Komandanpangan.com – Kementerian Perdagangan (Kemendag) Indonesia memberikan klarifikasi terkait pemberitaan yang menyebutkan bahwa produk tekstil dan pakaian asal Indonesia yang diekspor ke Amerika Serikat dikenakan tarif sebesar 47 persen.
Direktur Jenderal Perundingan Perdagangan Internasional, Djatmiko Bris Witjaksono, menyatakan bahwa angka tersebut tidak akurat.
“Kami luruskan, bukan 47 persen, melainkan (untuk tekstil) 15–30 persen,” ujar Djatmiko dalam keterangan pers di Jakarta dikutip Selasa (22/04).
Amerika Serikat menerapkan tiga kategori tarif impor baru, yakni tarif dasar baru, tarif resiprokal, dan tarif sektoral.
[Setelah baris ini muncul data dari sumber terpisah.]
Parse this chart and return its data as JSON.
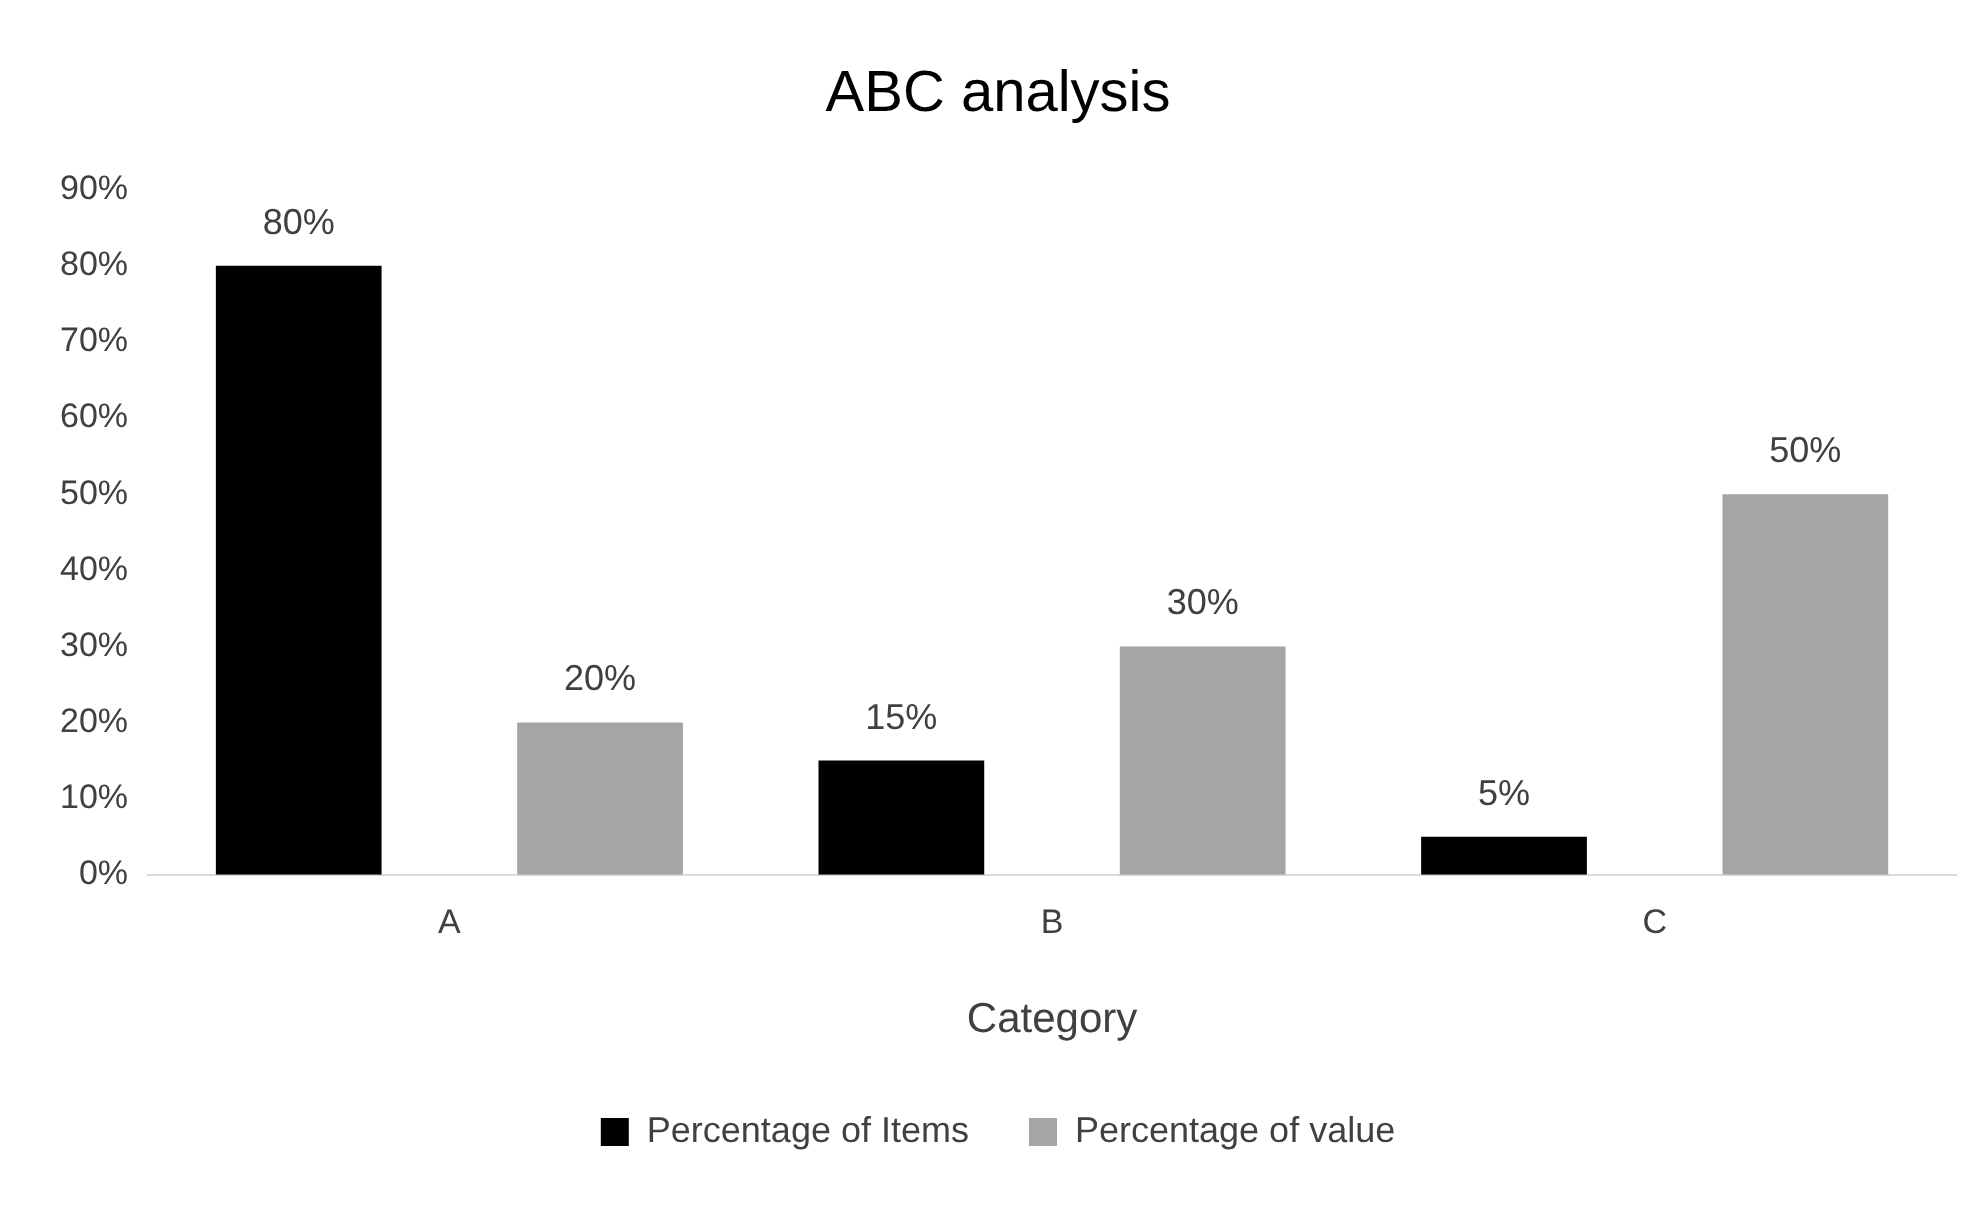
{
  "chart_data": {
    "type": "bar",
    "title": "ABC analysis",
    "xlabel": "Category",
    "categories": [
      "A",
      "B",
      "C"
    ],
    "series": [
      {
        "name": "Percentage of Items",
        "color": "#000000",
        "values": [
          80,
          15,
          5
        ],
        "value_labels": [
          "80%",
          "15%",
          "5%"
        ]
      },
      {
        "name": "Percentage of value",
        "color": "#a5a5a8",
        "values": [
          20,
          30,
          50
        ],
        "value_labels": [
          "20%",
          "30%",
          "50%"
        ]
      }
    ],
    "ylim": [
      0,
      90
    ],
    "yticks": [
      {
        "value": 0,
        "label": "0%"
      },
      {
        "value": 10,
        "label": "10%"
      },
      {
        "value": 20,
        "label": "20%"
      },
      {
        "value": 30,
        "label": "30%"
      },
      {
        "value": 40,
        "label": "40%"
      },
      {
        "value": 50,
        "label": "50%"
      },
      {
        "value": 60,
        "label": "60%"
      },
      {
        "value": 70,
        "label": "70%"
      },
      {
        "value": 80,
        "label": "80%"
      },
      {
        "value": 90,
        "label": "90%"
      }
    ],
    "grid": false,
    "legend": "bottom"
  }
}
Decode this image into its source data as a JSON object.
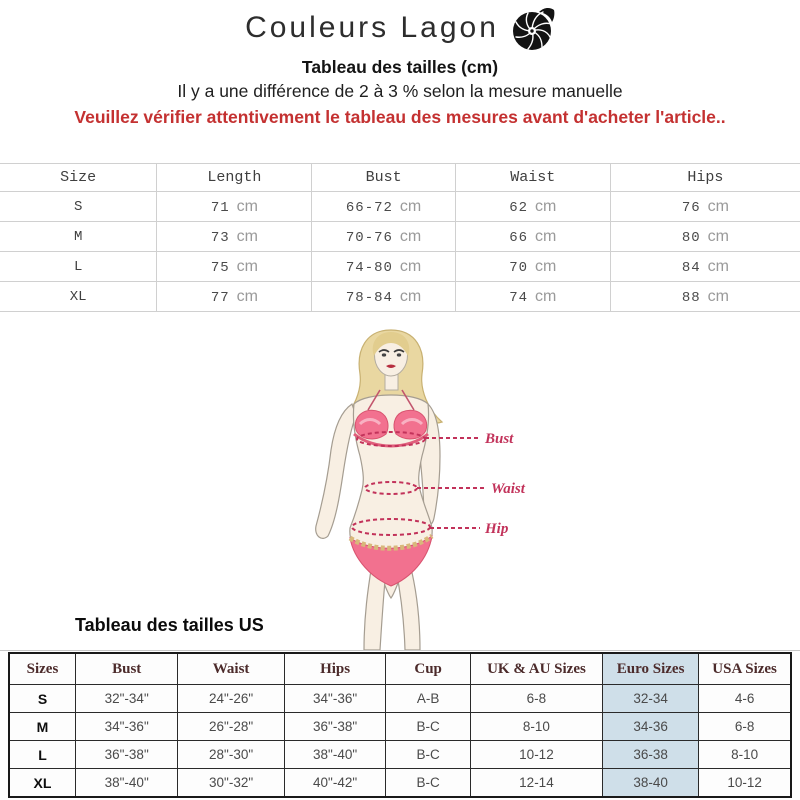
{
  "brand": {
    "name": "Couleurs Lagon",
    "icon": "nautilus-shell-icon"
  },
  "intro": {
    "title": "Tableau des tailles (cm)",
    "subtitle": "Il y a une différence de 2 à 3 % selon la mesure manuelle",
    "warning": "Veuillez vérifier attentivement le tableau des mesures avant d'acheter l'article.."
  },
  "colors": {
    "warning_red": "#c43131",
    "euro_highlight": "#cfdfe9",
    "figure_label_pink": "#c2325a",
    "us_header_text": "#4c2b2b"
  },
  "cm_table": {
    "headers": [
      "Size",
      "Length",
      "Bust",
      "Waist",
      "Hips"
    ],
    "unit": "cm",
    "rows": [
      {
        "size": "S",
        "length": "71",
        "bust": "66-72",
        "waist": "62",
        "hips": "76"
      },
      {
        "size": "M",
        "length": "73",
        "bust": "70-76",
        "waist": "66",
        "hips": "80"
      },
      {
        "size": "L",
        "length": "75",
        "bust": "74-80",
        "waist": "70",
        "hips": "84"
      },
      {
        "size": "XL",
        "length": "77",
        "bust": "78-84",
        "waist": "74",
        "hips": "88"
      }
    ]
  },
  "figure": {
    "labels": {
      "bust": "Bust",
      "waist": "Waist",
      "hip": "Hip"
    }
  },
  "us_section": {
    "heading": "Tableau des tailles US",
    "table": {
      "headers": [
        "Sizes",
        "Bust",
        "Waist",
        "Hips",
        "Cup",
        "UK & AU Sizes",
        "Euro Sizes",
        "USA Sizes"
      ],
      "highlight_column": "Euro Sizes",
      "rows": [
        [
          "S",
          "32\"-34\"",
          "24\"-26\"",
          "34\"-36\"",
          "A-B",
          "6-8",
          "32-34",
          "4-6"
        ],
        [
          "M",
          "34\"-36\"",
          "26\"-28\"",
          "36\"-38\"",
          "B-C",
          "8-10",
          "34-36",
          "6-8"
        ],
        [
          "L",
          "36\"-38\"",
          "28\"-30\"",
          "38\"-40\"",
          "B-C",
          "10-12",
          "36-38",
          "8-10"
        ],
        [
          "XL",
          "38\"-40\"",
          "30\"-32\"",
          "40\"-42\"",
          "B-C",
          "12-14",
          "38-40",
          "10-12"
        ]
      ]
    }
  }
}
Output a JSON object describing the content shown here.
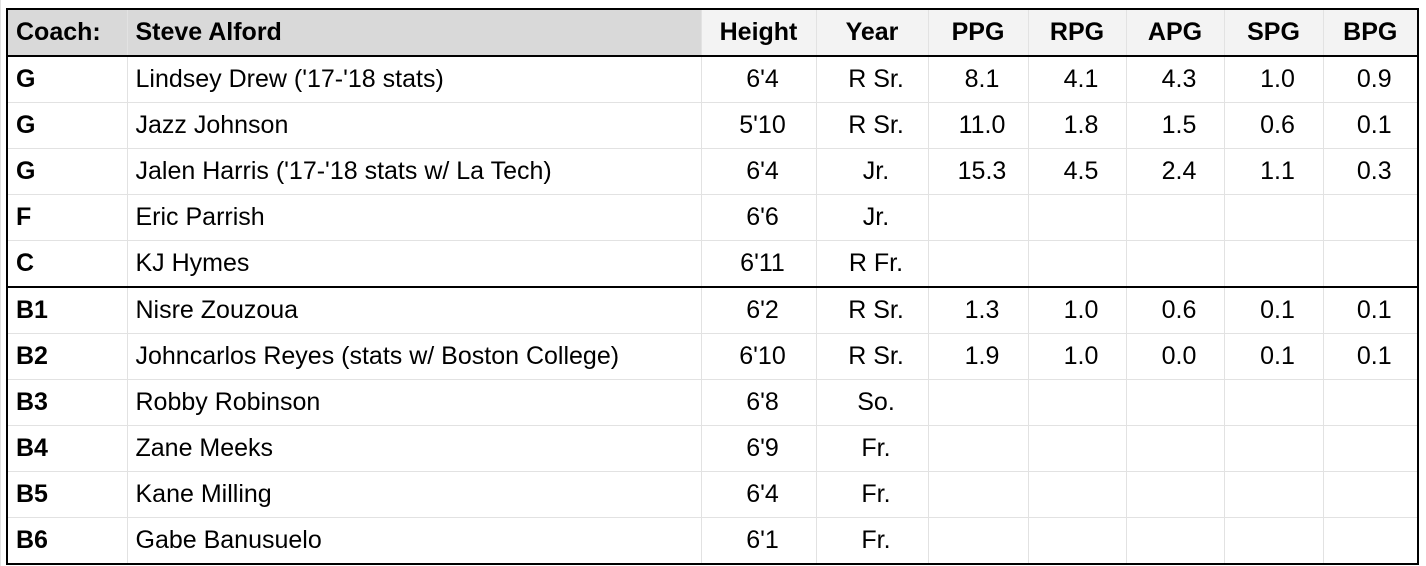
{
  "header": {
    "pos": "Coach:",
    "coach": "Steve Alford",
    "height": "Height",
    "year": "Year",
    "ppg": "PPG",
    "rpg": "RPG",
    "apg": "APG",
    "spg": "SPG",
    "bpg": "BPG"
  },
  "rows": [
    {
      "pos": "G",
      "name": "Lindsey Drew ('17-'18 stats)",
      "height": "6'4",
      "year": "R Sr.",
      "ppg": "8.1",
      "rpg": "4.1",
      "apg": "4.3",
      "spg": "1.0",
      "bpg": "0.9"
    },
    {
      "pos": "G",
      "name": "Jazz Johnson",
      "height": "5'10",
      "year": "R Sr.",
      "ppg": "11.0",
      "rpg": "1.8",
      "apg": "1.5",
      "spg": "0.6",
      "bpg": "0.1"
    },
    {
      "pos": "G",
      "name": "Jalen Harris ('17-'18 stats w/ La Tech)",
      "height": "6'4",
      "year": "Jr.",
      "ppg": "15.3",
      "rpg": "4.5",
      "apg": "2.4",
      "spg": "1.1",
      "bpg": "0.3"
    },
    {
      "pos": "F",
      "name": "Eric Parrish",
      "height": "6'6",
      "year": "Jr.",
      "ppg": "",
      "rpg": "",
      "apg": "",
      "spg": "",
      "bpg": ""
    },
    {
      "pos": "C",
      "name": "KJ Hymes",
      "height": "6'11",
      "year": "R Fr.",
      "ppg": "",
      "rpg": "",
      "apg": "",
      "spg": "",
      "bpg": ""
    },
    {
      "pos": "B1",
      "name": "Nisre Zouzoua",
      "height": "6'2",
      "year": "R Sr.",
      "ppg": "1.3",
      "rpg": "1.0",
      "apg": "0.6",
      "spg": "0.1",
      "bpg": "0.1"
    },
    {
      "pos": "B2",
      "name": "Johncarlos Reyes (stats w/ Boston College)",
      "height": "6'10",
      "year": "R Sr.",
      "ppg": "1.9",
      "rpg": "1.0",
      "apg": "0.0",
      "spg": "0.1",
      "bpg": "0.1"
    },
    {
      "pos": "B3",
      "name": "Robby Robinson",
      "height": "6'8",
      "year": "So.",
      "ppg": "",
      "rpg": "",
      "apg": "",
      "spg": "",
      "bpg": ""
    },
    {
      "pos": "B4",
      "name": "Zane Meeks",
      "height": "6'9",
      "year": "Fr.",
      "ppg": "",
      "rpg": "",
      "apg": "",
      "spg": "",
      "bpg": ""
    },
    {
      "pos": "B5",
      "name": "Kane Milling",
      "height": "6'4",
      "year": "Fr.",
      "ppg": "",
      "rpg": "",
      "apg": "",
      "spg": "",
      "bpg": ""
    },
    {
      "pos": "B6",
      "name": "Gabe Banusuelo",
      "height": "6'1",
      "year": "Fr.",
      "ppg": "",
      "rpg": "",
      "apg": "",
      "spg": "",
      "bpg": ""
    }
  ],
  "colors": {
    "header_label_bg": "#d9d9d9",
    "header_bg": "#f3f3f3",
    "gridline": "#e2e2e2",
    "border": "#000000"
  }
}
Menurut Djatmiko, tarif yang saat ini berlaku untuk produk tekstil dari Indonesia adalah tarif dasar baru atau new baseline tariff sebesar 10 persen. Kebijakan ini mulai berlaku pada 5 April 2025.
Sementara itu, tarif resiprokal sebesar 32 persen terhadap produk Indonesia belum diberlakukan. Pemerintah Amerika Serikat telah memutuskan untuk menunda implementasi tarif tersebut selama 90 hari, sebagaimana tertuang dalam kebijakan terbaru mereka.
Sebelum pemberlakuan tarif dasar baru, produk tekstil dan pakaian asal Indonesia sudah dikenakan tarif antara 5–20 persen. Dengan tambahan tarif dasar baru sebesar 10 persen, maka rentang tarif yang berlaku saat ini menjadi 15–30 persen.
“Jadi, tingkat tarif yang beragam untuk satu sektor, contoh untuk tekstil dan pakaian, itu akan ditambah 10 persen, sehingga nanti range yang baru adalah 15–30 persen,” jelas Djatmiko.
Selain produk tekstil, kenaikan tarif juga berlaku untuk beberapa kategori produk lainnya. Produk alas kaki, misalnya, mengalami kenaikan dari 8–20 persen menjadi 18–30 persen.
Furnitur kayu mengalami perubahan tarif dari 0–3 persen menjadi 10–13 persen, sementara produk perikanan meningkat dari 0–15 persen menjadi 10–25 persen. Adapun produk karet kini dikenai tarif 12,5–15 persen dari sebelumnya 2,5–5 persen.
Djatmiko menambahkan, jika tarif resiprokal diterapkan mulai 9 Juli 2025, tarif untuk produk tekstil akan mengalami kenaikan signifikan, mencapai kisaran 37–52 persen.
Dalam hal ini, tarif dasar baru sebesar 10 persen akan ditiadakan, sehingga perhitungan tarif akan berdasarkan tarif awal (5–20 persen) ditambah 32 persen dari tarif resiprokal.
“Untuk tekstil yang tadinya 5–20 persen, ditambah 32 persen (tarif resiprokal) menjadi 37–52 persen,” ungkapnya.
Klarifikasi ini disampaikan menyusul perbincangan yang ramai di media sosial terkait tarif 47 persen yang disebut dalam konferensi pers oleh Menteri Koordinator Bidang Perekonomian, Airlangga Hartarto.
Dalam konferensi tersebut, Airlangga menyebutkan bahwa tarif rata-rata untuk produk garmen asal Indonesia dapat mencapai 47 persen. Pernyataannya merujuk pada skema perhitungan tertentu, termasuk penerapan tambahan tarif sebesar 10 persen.
“Maka, dengan diberlakukannya 10 persen tambahan, tarifnya itu menjadi 10 persen ditambah 10 persen ataupun 37 persen ditambah 10 persen,” papar Airlangga.
Dengan adanya klarifikasi ini, diharapkan semua pihak dapat memahami bahwa tarif produk tekstil Indonesia di Amerika Serikat saat ini tidak mencapai 47 persen, melainkan berada di kisaran 15–30 persen. Pemerintah terus memantau perkembangan kebijakan tarif ini dan berupaya melindungi kepentingan eksportir Indonesia.